Rewind to October, 2010, when this happened. The immediate reaction in the wake of it was that TSA had to put it into high gear to start screening all air cargo on passenger aircraft, both domestic, outbound and inbound. While the first two are easy to control since they are under the agency’s jurisdiction, the latter is not. It hinges on creating strategic partnerships with the aviation-regulating agencies in every country that flies to the USA and identifying both screening technology protocols and program requirements that are in harmony with those of the TSA.
Understanding those limitations, the government (since this involves not just TSA but Customs as well) came together with the air carriers and forwarders and integrators to try and kick around best practices for both near-term rapid response security as well as longer term and more in depth security.
What came forth was the idea for a pilot whereby starting with shipments through integrators, their air waybill data would be fed to Customs to be run through their targeting systems before loading. Success with this has caused a widening of the pilot to regular air cargo, starting with key origin or transshipment points throughout the Middle East.

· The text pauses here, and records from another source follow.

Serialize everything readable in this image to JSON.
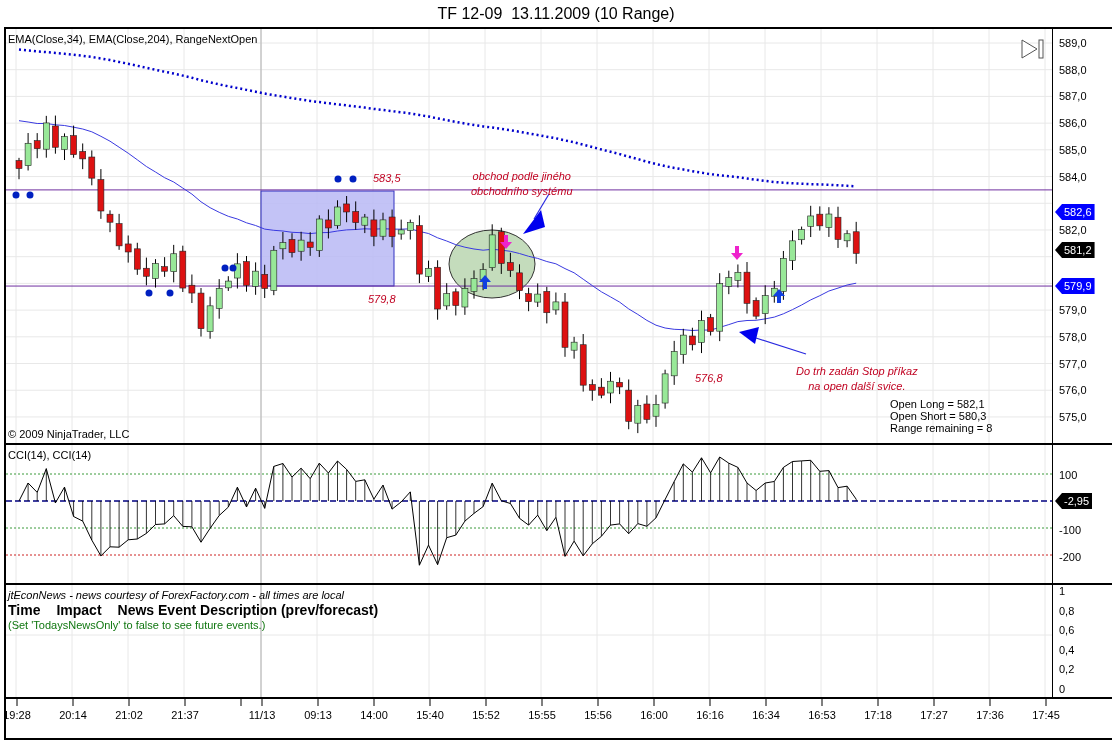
{
  "title": "TF 12-09  13.11.2009 (10 Range)",
  "price_panel": {
    "indicator_label": "EMA(Close,34), EMA(Close,204), RangeNextOpen",
    "y_axis": [
      "589,0",
      "588,0",
      "587,0",
      "586,0",
      "585,0",
      "584,0",
      "582,0",
      "579,0",
      "578,0",
      "577,0",
      "576,0",
      "575,0"
    ],
    "price_markers": [
      {
        "value": "582,6",
        "color": "#0000ff"
      },
      {
        "value": "581,2",
        "color": "#000000"
      },
      {
        "value": "579,9",
        "color": "#0000ff"
      }
    ],
    "annotations": [
      {
        "kind": "price",
        "text": "583,5"
      },
      {
        "kind": "price",
        "text": "579,8"
      },
      {
        "kind": "note",
        "lines": [
          "obchod podle jiného",
          "obchodního systému"
        ]
      },
      {
        "kind": "price",
        "text": "576,8"
      },
      {
        "kind": "note",
        "lines": [
          "Do trh zadán Stop příkaz",
          "na open další svice."
        ]
      }
    ],
    "stats": [
      "Open Long = 582,1",
      "Open Short = 580,3",
      "Range remaining = 8"
    ],
    "copyright": "© 2009 NinjaTrader, LLC"
  },
  "cci_panel": {
    "indicator_label": "CCI(14), CCI(14)",
    "y_axis": [
      "100",
      "-100",
      "-200"
    ],
    "value_marker": "-2,95"
  },
  "news_panel": {
    "source": "jtEconNews - news courtesy of ForexFactory.com - all times are local",
    "columns": [
      "Time",
      "Impact",
      "News Event Description (prev/forecast)"
    ],
    "note": "(Set 'TodaysNewsOnly' to false to see future events.)",
    "y_axis": [
      "1",
      "0,8",
      "0,6",
      "0,4",
      "0,2",
      "0"
    ]
  },
  "x_axis": [
    "19:28",
    "20:14",
    "21:02",
    "21:37",
    "11/13",
    "09:13",
    "14:00",
    "15:40",
    "15:52",
    "15:55",
    "15:56",
    "16:00",
    "16:16",
    "16:34",
    "16:53",
    "17:18",
    "17:27",
    "17:36",
    "17:45"
  ]
}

The contentious issue being wrestled with right now is identifying who is responsible for providing this information. Is it the forwarder who knows the commercial shipper and consignee? Is in the airline who has received manifest information from the freight forwarder? Then who sends it to Customs; the forwarder, the airline or both? Who gets notified in the event cargo cannot be loaded? How soon must it be submitted? How do the forwarders submit it to Customs and how are the replies sent? And ultimately, if there is wrong information submitted and something happens, what is the legal means by which the government can reach back to the entity that provided the false information? The airlines are readily within reach; foreign air freight forwarders are not.
There is a meeting in Chicago the second week of February involving all the stakeholders to both flush out details of the proposed pilot as well as offer feedback. The great thing about having something not mandated by regulations is that whereas the agencies would normally develop the regulations behind closed doors and then mandate a comment period, this is a collaborative effort to get it right first and not have to lose time through a comment and response period.